Bo Peabody started Tripod.com, with his professor (who gave him a B- in his course!), and later sold it to Lycos for $58 million. Inc. magazine has an excerpt of his new book, Lucky or Smart? Secrets to an Entrepreneurial Life.
Most interesting byte, “Was I lucky? You bet your ass I was lucky. But I was also smart: smart enough to realize that I was getting lucky.”
The book has some interesting thoughts which are worth deep interpretation. For example, the first round of $3m funding was done by the venture capital firm NEA, where Peadbody admits that NEA liked the plan because it mentioned the word “Internet” several hundred times. And why did NEA agreed to look into his business plan; his professor’s wife’s brother’s college roommate knew someone who knew someone at NEA(well, it’s always like that).
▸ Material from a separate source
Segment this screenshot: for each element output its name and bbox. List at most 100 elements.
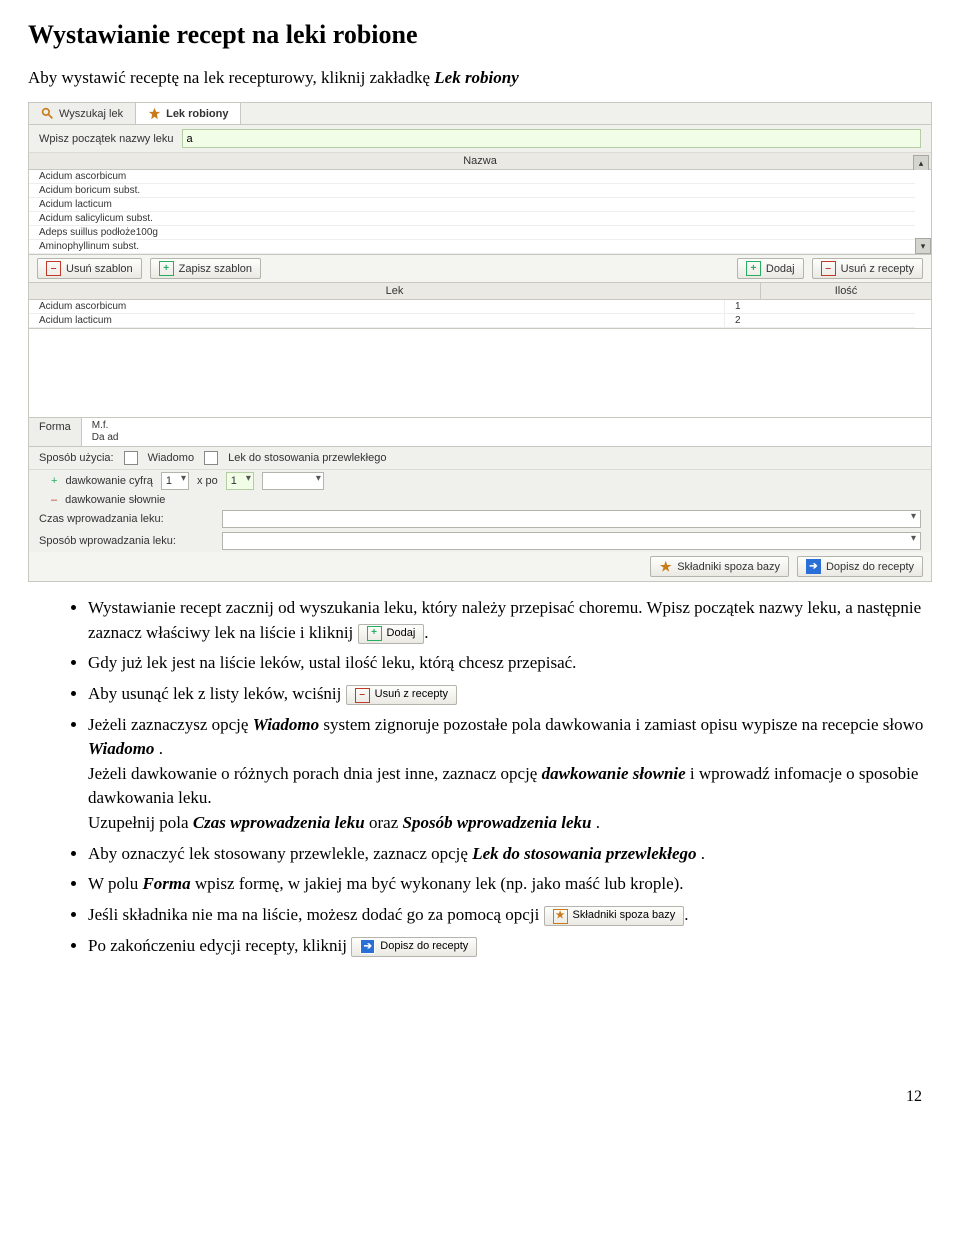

He further says, “I’ve often kidded that 90 percent of Tripod’s value was in the amount of press we received in such a concentrated period of time. Sitting at a board meeting, lamenting our anemic revenue, I once joked to the board of directors that rather than actually running ads on the Tripod site, I’d sell potential advertising customers the opportunity that I might mention them in an article or wear their logo on my baseball cap. The board didn’t laugh. They asked me to look into whether or not this plan was possible. Had I actually begun to believe what was being said about me in the press, I would never have sold Tripod when I did. I would have reasoned, instead, that I was in fact a genius, and that I should take complete credit for the great things happening to my company. Never mind that Tripod had little revenue, no profits, and an unproven business model; we should take this horse public. Had we taken it public, we would most likely have failed, and everyone, including many unsuspecting individual investors, would have lost a lot of money.”